Connemara is a lovely part of Ireland. Its landscape contrasts the Burren's limestone in that it is built on a foundation of granite. Our tour guide, Gordon Darcy, claims "Connemara is a landscape painter's paradise." As a painter who is influenced by the beauty of nature, I fully support his claim!
Through our tour of Connemara, Gordon pointed out the plots of land where potatoes are grown. They form a corduroy pattern on the hillside where farmers have cut out sections and stuffed them with seaweed. This area of Ireland gets about 2 meters of rain a year (twice the amount of the Burren), so a proper drainage system is necessary to prevent flooding.

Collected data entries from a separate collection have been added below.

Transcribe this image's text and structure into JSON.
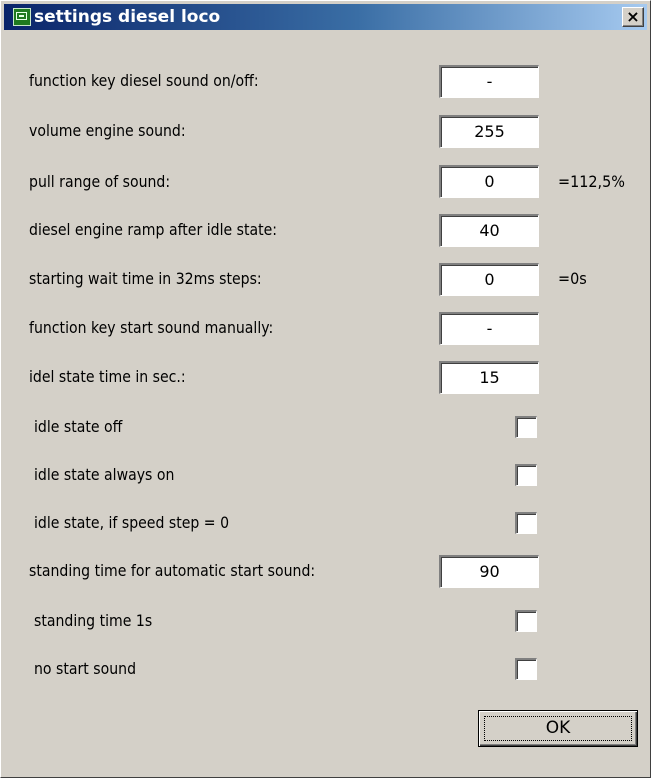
{
  "window": {
    "title": "settings diesel loco",
    "close_label": "×"
  },
  "fields": [
    {
      "label": "function key diesel sound on/off:",
      "value": "-",
      "suffix": ""
    },
    {
      "label": "volume engine sound:",
      "value": "255",
      "suffix": ""
    },
    {
      "label": "pull range of sound:",
      "value": "0",
      "suffix": "=112,5%"
    },
    {
      "label": "diesel engine ramp after idle state:",
      "value": "40",
      "suffix": ""
    },
    {
      "label": "starting wait time in 32ms steps:",
      "value": "0",
      "suffix": "=0s"
    },
    {
      "label": "function key start sound manually:",
      "value": "-",
      "suffix": ""
    },
    {
      "label": "idel state time in sec.:",
      "value": "15",
      "suffix": ""
    }
  ],
  "checkboxes": [
    {
      "label": "idle state off",
      "checked": false
    },
    {
      "label": "idle state always on",
      "checked": false
    },
    {
      "label": "idle state, if speed step = 0",
      "checked": false
    }
  ],
  "standing_field": {
    "label": "standing time for automatic start sound:",
    "value": "90"
  },
  "checkboxes2": [
    {
      "label": "standing time 1s",
      "checked": false
    },
    {
      "label": "no start sound",
      "checked": false
    }
  ],
  "ok_label": "OK"
}
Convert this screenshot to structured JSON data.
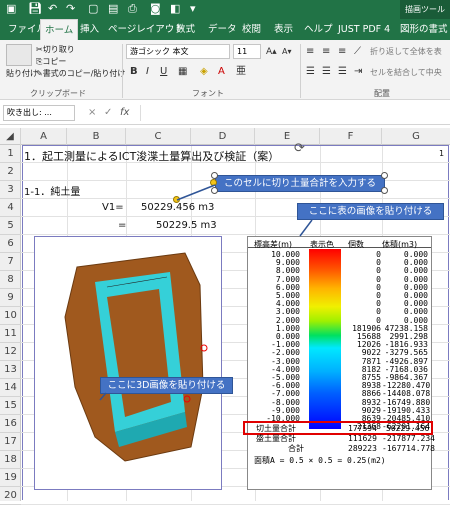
{
  "titlebar": {
    "save_icon": "save-icon",
    "undo_icon": "undo-icon",
    "redo_icon": "redo-icon",
    "context_label": "描画ツール"
  },
  "tabs": [
    "ファイル",
    "ホーム",
    "挿入",
    "ページレイアウト",
    "数式",
    "データ",
    "校閲",
    "表示",
    "ヘルプ",
    "JUST PDF 4",
    "図形の書式"
  ],
  "ribbon": {
    "paste": "貼り付け",
    "cut": "切り取り",
    "copy": "コピー",
    "format_painter": "書式のコピー/貼り付け",
    "clipboard": "クリップボード",
    "font_name": "游ゴシック 本文",
    "font_size": "11",
    "bold": "B",
    "italic": "I",
    "underline": "U",
    "font_group": "フォント",
    "wrap": "折り返して全体を表",
    "merge": "セルを結合して中央",
    "align_group": "配置"
  },
  "formula_bar": {
    "name_box": "吹き出し: ...",
    "cancel": "×",
    "enter": "✓",
    "fx": "fx",
    "value": ""
  },
  "columns": [
    "A",
    "B",
    "C",
    "D",
    "E",
    "F",
    "G"
  ],
  "rows": [
    "1",
    "2",
    "3",
    "4",
    "5",
    "6",
    "7",
    "8",
    "9",
    "10",
    "11",
    "12",
    "13",
    "14",
    "15",
    "16",
    "17",
    "18",
    "19",
    "20"
  ],
  "cells": {
    "a1": "1．起工測量によるICT浚渫土量算出及び検証（案）",
    "g1": "1",
    "a3": "1-1．純土量",
    "b4": "V1=",
    "c4": "50229.456 m3",
    "b5": "=",
    "c5": "50229.5 m3"
  },
  "callouts": {
    "cut_fill": "このセルに切り土量合計を入力する",
    "table_image": "ここに表の画像を貼り付ける",
    "image_3d": "ここに3D画像を貼り付ける"
  },
  "table": {
    "headers": [
      "標高差(m)",
      "表示色",
      "個数",
      "体積(m3)"
    ],
    "rows": [
      [
        "10.000",
        "0",
        "0.000"
      ],
      [
        "9.000",
        "0",
        "0.000"
      ],
      [
        "8.000",
        "0",
        "0.000"
      ],
      [
        "7.000",
        "0",
        "0.000"
      ],
      [
        "6.000",
        "0",
        "0.000"
      ],
      [
        "5.000",
        "0",
        "0.000"
      ],
      [
        "4.000",
        "0",
        "0.000"
      ],
      [
        "3.000",
        "0",
        "0.000"
      ],
      [
        "2.000",
        "0",
        "0.000"
      ],
      [
        "1.000",
        "181906",
        "47238.158"
      ],
      [
        "0.000",
        "15688",
        "2991.298"
      ],
      [
        "-1.000",
        "12026",
        "-1816.933"
      ],
      [
        "-2.000",
        "9022",
        "-3279.565"
      ],
      [
        "-3.000",
        "7871",
        "-4926.897"
      ],
      [
        "-4.000",
        "8182",
        "-7168.036"
      ],
      [
        "-5.000",
        "8755",
        "-9864.367"
      ],
      [
        "-6.000",
        "8938",
        "-12280.470"
      ],
      [
        "-7.000",
        "8866",
        "-14408.078"
      ],
      [
        "-8.000",
        "8932",
        "-16749.880"
      ],
      [
        "-9.000",
        "9029",
        "-19190.433"
      ],
      [
        "-10.000",
        "8639",
        "-20485.410"
      ],
      [
        "",
        "21368",
        "-62201.164"
      ]
    ],
    "summary": [
      {
        "label": "切土量合計",
        "count": "177594",
        "value": "50229.456"
      },
      {
        "label": "盛土量合計",
        "count": "111629",
        "value": "-217877.234"
      },
      {
        "label": "合計",
        "count": "289223",
        "value": "-167714.778"
      }
    ],
    "area_note": "面積A = 0.5 × 0.5 = 0.25(m2)"
  },
  "colors": {
    "excel_green": "#217346",
    "callout_blue": "#4472c4",
    "fill_tan": "#a0591e",
    "cyan": "#35d0d8",
    "highlight_red": "#e00000"
  }
}
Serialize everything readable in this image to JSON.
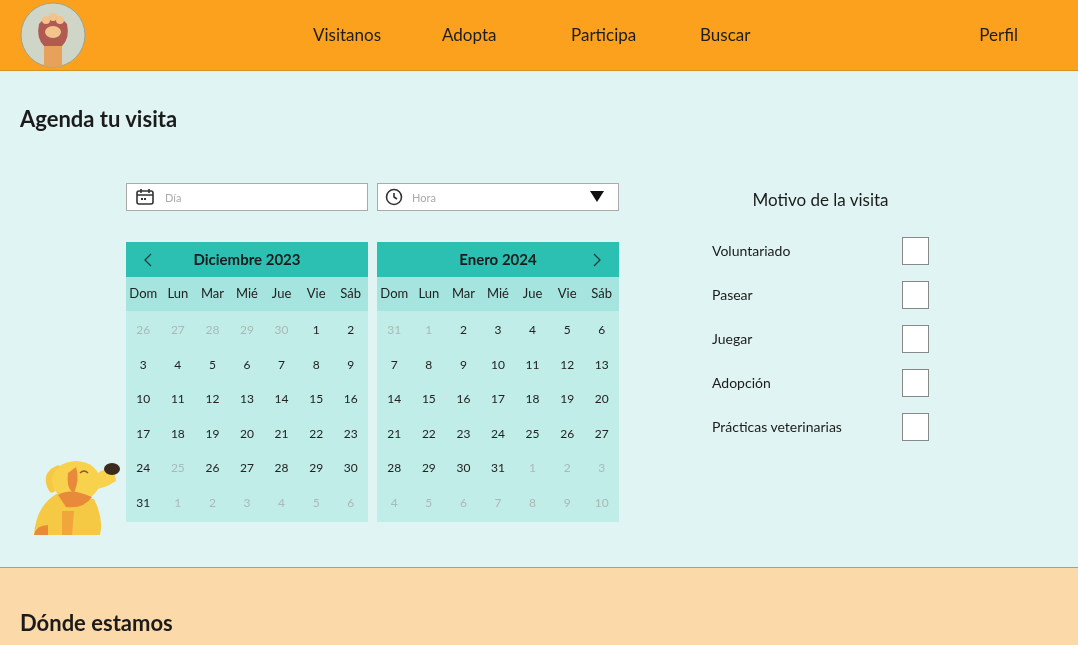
{
  "nav": {
    "links": [
      {
        "label": "Visitanos"
      },
      {
        "label": "Adopta"
      },
      {
        "label": "Participa"
      },
      {
        "label": "Buscar"
      }
    ],
    "profile": "Perfil"
  },
  "title": "Agenda tu visita",
  "day_field": {
    "placeholder": "Día"
  },
  "time_field": {
    "placeholder": "Hora"
  },
  "calendars": [
    {
      "month": "Diciembre 2023",
      "kind": "prev",
      "weekdays": [
        "Dom",
        "Lun",
        "Mar",
        "Mié",
        "Jue",
        "Vie",
        "Sáb"
      ],
      "days": [
        {
          "d": "26",
          "disabled": true
        },
        {
          "d": "27",
          "disabled": true
        },
        {
          "d": "28",
          "disabled": true
        },
        {
          "d": "29",
          "disabled": true
        },
        {
          "d": "30",
          "disabled": true
        },
        {
          "d": "1",
          "disabled": false
        },
        {
          "d": "2",
          "disabled": false
        },
        {
          "d": "3",
          "disabled": false
        },
        {
          "d": "4",
          "disabled": false
        },
        {
          "d": "5",
          "disabled": false
        },
        {
          "d": "6",
          "disabled": false
        },
        {
          "d": "7",
          "disabled": false
        },
        {
          "d": "8",
          "disabled": false
        },
        {
          "d": "9",
          "disabled": false
        },
        {
          "d": "10",
          "disabled": false
        },
        {
          "d": "11",
          "disabled": false
        },
        {
          "d": "12",
          "disabled": false
        },
        {
          "d": "13",
          "disabled": false
        },
        {
          "d": "14",
          "disabled": false
        },
        {
          "d": "15",
          "disabled": false
        },
        {
          "d": "16",
          "disabled": false
        },
        {
          "d": "17",
          "disabled": false
        },
        {
          "d": "18",
          "disabled": false
        },
        {
          "d": "19",
          "disabled": false
        },
        {
          "d": "20",
          "disabled": false
        },
        {
          "d": "21",
          "disabled": false
        },
        {
          "d": "22",
          "disabled": false
        },
        {
          "d": "23",
          "disabled": false
        },
        {
          "d": "24",
          "disabled": false
        },
        {
          "d": "25",
          "disabled": true
        },
        {
          "d": "26",
          "disabled": false
        },
        {
          "d": "27",
          "disabled": false
        },
        {
          "d": "28",
          "disabled": false
        },
        {
          "d": "29",
          "disabled": false
        },
        {
          "d": "30",
          "disabled": false
        },
        {
          "d": "31",
          "disabled": false
        },
        {
          "d": "1",
          "disabled": true
        },
        {
          "d": "2",
          "disabled": true
        },
        {
          "d": "3",
          "disabled": true
        },
        {
          "d": "4",
          "disabled": true
        },
        {
          "d": "5",
          "disabled": true
        },
        {
          "d": "6",
          "disabled": true
        }
      ]
    },
    {
      "month": "Enero 2024",
      "kind": "next",
      "weekdays": [
        "Dom",
        "Lun",
        "Mar",
        "Mié",
        "Jue",
        "Vie",
        "Sáb"
      ],
      "days": [
        {
          "d": "31",
          "disabled": true
        },
        {
          "d": "1",
          "disabled": true
        },
        {
          "d": "2",
          "disabled": false
        },
        {
          "d": "3",
          "disabled": false
        },
        {
          "d": "4",
          "disabled": false
        },
        {
          "d": "5",
          "disabled": false
        },
        {
          "d": "6",
          "disabled": false
        },
        {
          "d": "7",
          "disabled": false
        },
        {
          "d": "8",
          "disabled": false
        },
        {
          "d": "9",
          "disabled": false
        },
        {
          "d": "10",
          "disabled": false
        },
        {
          "d": "11",
          "disabled": false
        },
        {
          "d": "12",
          "disabled": false
        },
        {
          "d": "13",
          "disabled": false
        },
        {
          "d": "14",
          "disabled": false
        },
        {
          "d": "15",
          "disabled": false
        },
        {
          "d": "16",
          "disabled": false
        },
        {
          "d": "17",
          "disabled": false
        },
        {
          "d": "18",
          "disabled": false
        },
        {
          "d": "19",
          "disabled": false
        },
        {
          "d": "20",
          "disabled": false
        },
        {
          "d": "21",
          "disabled": false
        },
        {
          "d": "22",
          "disabled": false
        },
        {
          "d": "23",
          "disabled": false
        },
        {
          "d": "24",
          "disabled": false
        },
        {
          "d": "25",
          "disabled": false
        },
        {
          "d": "26",
          "disabled": false
        },
        {
          "d": "27",
          "disabled": false
        },
        {
          "d": "28",
          "disabled": false
        },
        {
          "d": "29",
          "disabled": false
        },
        {
          "d": "30",
          "disabled": false
        },
        {
          "d": "31",
          "disabled": false
        },
        {
          "d": "1",
          "disabled": true
        },
        {
          "d": "2",
          "disabled": true
        },
        {
          "d": "3",
          "disabled": true
        },
        {
          "d": "4",
          "disabled": true
        },
        {
          "d": "5",
          "disabled": true
        },
        {
          "d": "6",
          "disabled": true
        },
        {
          "d": "7",
          "disabled": true
        },
        {
          "d": "8",
          "disabled": true
        },
        {
          "d": "9",
          "disabled": true
        },
        {
          "d": "10",
          "disabled": true
        }
      ]
    }
  ],
  "reasons": {
    "title": "Motivo de la visita",
    "options": [
      {
        "label": "Voluntariado",
        "checked": false
      },
      {
        "label": "Pasear",
        "checked": false
      },
      {
        "label": "Juegar",
        "checked": false
      },
      {
        "label": "Adopción",
        "checked": false
      },
      {
        "label": "Prácticas veterinarias",
        "checked": false
      }
    ]
  },
  "location": {
    "title": "Dónde estamos"
  }
}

Potatoes are a well-established and historically important crop here. During the famine period, men ate an average of 50 potatoes a day and women ate 35. They led laborious lifestyles and had little access to other forms of nourishment even though there was plenty of food production in the country.
After a couple hours of driving, we arrived at Kylemore Abbey--a mansion built during the famine period. It includes 33 bedrooms and was constructed using nearly only local labour. It cost $1.25 million pounds, which was an astronomical amount at the time. Eventually, the mansion was abandoned and used as a girls' Catholic boarding school for a while, but it is now a big tourist stop.
We stopped for lunch in Clifden: the capital of Connemara with a population of about 2600. There was an art festival going on in the town, and we were able to pop into a couple of galleries in our free time. Clifden is a very charming spot....I particularly loved the bike decorations and sculptures scattered throughout the town.
Our final stop in Connemara was at Dog's Bay. This gorgeous beach ended our day with a peaceful walk and great photo opportunities. The beach is in the shape of a horseshoe with beautiful, soft white sand. It is surrounded by sand dunes covered by a thin layer of grass. The lighting was just beautiful!
If you make it over to Ireland, I would definitely suggest checking out Connemara. It's gorgeous views, quaint towns, and rich history are guaranteed (in some aspect) to please everyone.